Le maintien des surfaces en 2021 passe aussi par une compensation des pertes financières subies par les betteraviers en raison de la crise sanitaire. La CGB demande que soit complété le dispositif de minimis qui impose un plafond à l’indemnisation. « Avec un plafond de 20 000 € sur 3 ans, on aura potentiellement 42 % des planteurs et 68 % des surfaces en Île-de-France qui seraient exclus », pointe Pierre Rayé.

Cette indemnisation est cruciale, car elle doit permettre aux betteraviers d’acheter leurs semences pour 2021.

Des signes de reprise du marché du sucre

Les perspectives de marché sont bonnes. Le sucre est en effet entré dans un cycle déficitaire, et après un creux dû à la Covid-19, les cours se reprennent et devraient se tenir l’année prochaine.

Toutefois, l’impact de la crise de la Covid-19 du printemps a provoqué un effondrement des marchés à terme du sucre, qui ont perdu le tiers de leur valeur. Depuis, du fait de fondamentaux porteurs (nouveau déficit mondial annoncé à 1,7 Mt en 2020-2021, après celui de 5,6 Mt durant la campagne 2019-2020), les mêmes fonds spéculatifs ont ramené le marché à son niveau d’avant crise (voir graphique).

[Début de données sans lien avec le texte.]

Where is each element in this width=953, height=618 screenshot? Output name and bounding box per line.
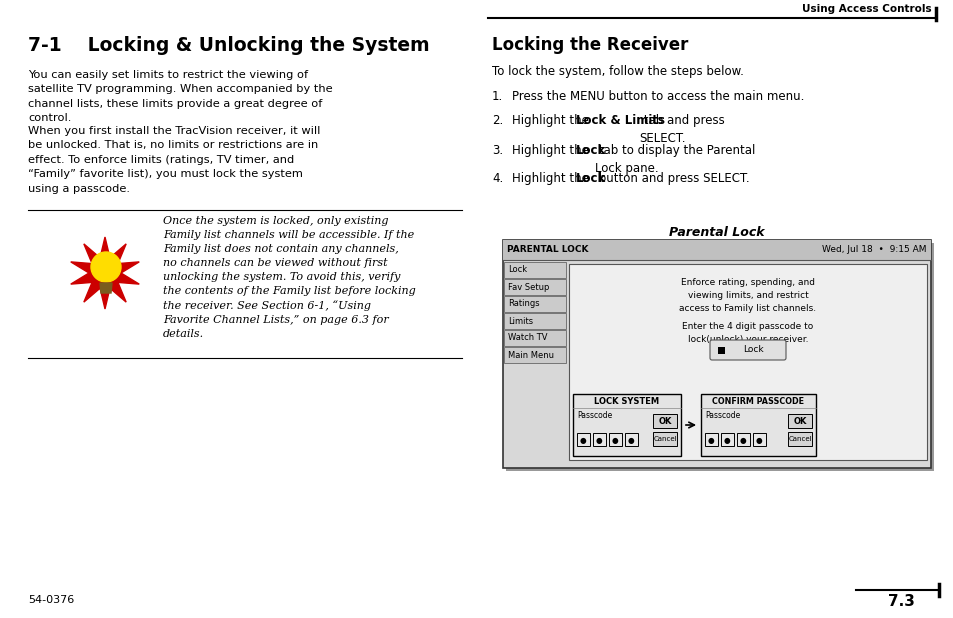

Mais la Covid a surtout provoqué une dévaluation historique de la monnaie brésilienne de 40 % ! Cette dévaluation très forte et durable du réal brésilien face au dollar limitera la poursuite de la reprise, malgré des stocks mondiaux qui devraient atteindre, en septembre 2021, leur plus bas niveau depuis 9 ans.

Souveraineté alimentaire

Du côté de l’Europe, l’Union ne devrait produire guère plus de 15,7 Mt, soit le plus bas niveau depuis 10 ans. Cela pose la question de la souveraineté alimentaire au niveau européen. L’Europe va accuser un déficit de près de 3 Mt (voir graphique), dont la moitié vient des pertes dues à la jaunisse en France !

L’effet sur les prix européens devrait, théoriquement, s’en ressentir, mais le mode de commercialisation du sucre, inchangé depuis la fin des quotas (engagement de volume à prix fixe avant même la connaissance des fondamentaux du marché) devrait limiter leur effet. À ce titre, la CGB alerte sur l’inertie de la contractualisation du sucre entre les groupes sucriers et l’industrie agroalimentaire qui met sous pression l’ensemble de la filière.

Après deux années de prix de betterave en berne, la CGB estime, avec des cours du sucre dépassant les 400 €/t, des prix des pulpes et du dynamisme de la consommation d’alcool et d’éthanol carburant, que les éléments sont réunis pour un rebond des prix de betteraves.

L’éthanol, qui représente un débouché de 20 à 25 % des betteraves françaises, a été « un véritable rayon de soleil cette année avec un marché dynamique depuis deux ans », note Pierre Rayé. Enfin, au plus fort de la crise sanitaire, la filière française a su réorienter ses outils industriels pour produire de plus grandes quantités d’alcool désinfectant pour fabriquer gels et solutions hydroalcooliques.

Après un rebond du prix de la betterave à 24 € en 2020-2021, « on peut attendre une hausse des prix au-delà de 25,50 €/t l’année prochaine », espère Franck Sander.